Ever wondered why it is so hard to get access to funding for agricultural farming businesses, even in the EU or US? It's because the profit margins even in good years aren't high at all, right now the average is almost matching the inflation line, and this with all the subsidies from the government. Have a bad year and you barely keep it running without losing money, make a few wrong decisions on what crops you plant, and just because farmers in another country did the same the prices would plunge and you're again in red.
Everyone talks about investing and poeple making money, but it's not like that, I can show you tens of pictures of formers farms all across central Europe who went bankrupt and are not even worth a penny, dilapidated buildings for who the current owner would pay you money when selling them. Europe has abandoned 200 000km2 of agricultural land in the last two decades, almost twice the size of Portugal.
You’d see people talk about other projects, like gaming, but you wouldn’t see anyone talking about agriculture.

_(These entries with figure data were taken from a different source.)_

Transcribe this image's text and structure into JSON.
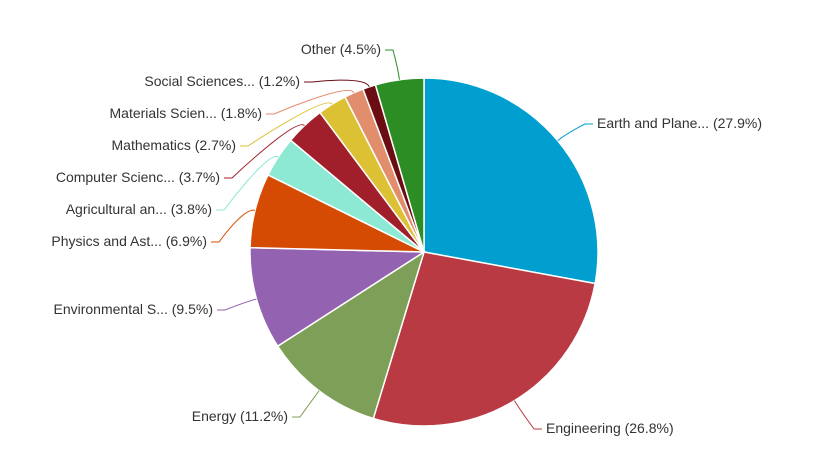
{
  "chart_data": {
    "type": "pie",
    "title": "",
    "slices": [
      {
        "label": "Earth and Plane...",
        "percent_label": "(27.9%)",
        "value": 27.9,
        "color": "#009fcf"
      },
      {
        "label": "Engineering",
        "percent_label": "(26.8%)",
        "value": 26.8,
        "color": "#b93a42"
      },
      {
        "label": "Energy",
        "percent_label": "(11.2%)",
        "value": 11.2,
        "color": "#7e9f57"
      },
      {
        "label": "Environmental S...",
        "percent_label": "(9.5%)",
        "value": 9.5,
        "color": "#9362b0"
      },
      {
        "label": "Physics and Ast...",
        "percent_label": "(6.9%)",
        "value": 6.9,
        "color": "#d64b03"
      },
      {
        "label": "Agricultural an...",
        "percent_label": "(3.8%)",
        "value": 3.8,
        "color": "#8de8d4"
      },
      {
        "label": "Computer Scienc...",
        "percent_label": "(3.7%)",
        "value": 3.7,
        "color": "#a01f2b"
      },
      {
        "label": "Mathematics",
        "percent_label": "(2.7%)",
        "value": 2.7,
        "color": "#dcc135"
      },
      {
        "label": "Materials Scien...",
        "percent_label": "(1.8%)",
        "value": 1.8,
        "color": "#e28d6c"
      },
      {
        "label": "Social Sciences...",
        "percent_label": "(1.2%)",
        "value": 1.2,
        "color": "#6b0e14"
      },
      {
        "label": "Other",
        "percent_label": "(4.5%)",
        "value": 4.5,
        "color": "#2d8d25"
      }
    ]
  }
}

Another thing is that the team behind these projects needs to add extra efforts in pushing these projects further to success.
And it's better this way because while everyone can become a gamer about 99% of the people know shit about agriculture, for most of them is plowing throwing seed and fertilizer, and then getting the crop if I ask about selling moisture levels, drying costs, kernel respiration rates I'm going to see a lot of Pikachu faces.
Let's go into hog farming or cattle and I'm going to tell you that safety and environmental regulations are stuffier than all the whitepapers for all the tokens in the world combined.
So let's leave things for the ones that know about it and stop throwing money at obvious get-rich schemes (for the "dev" team).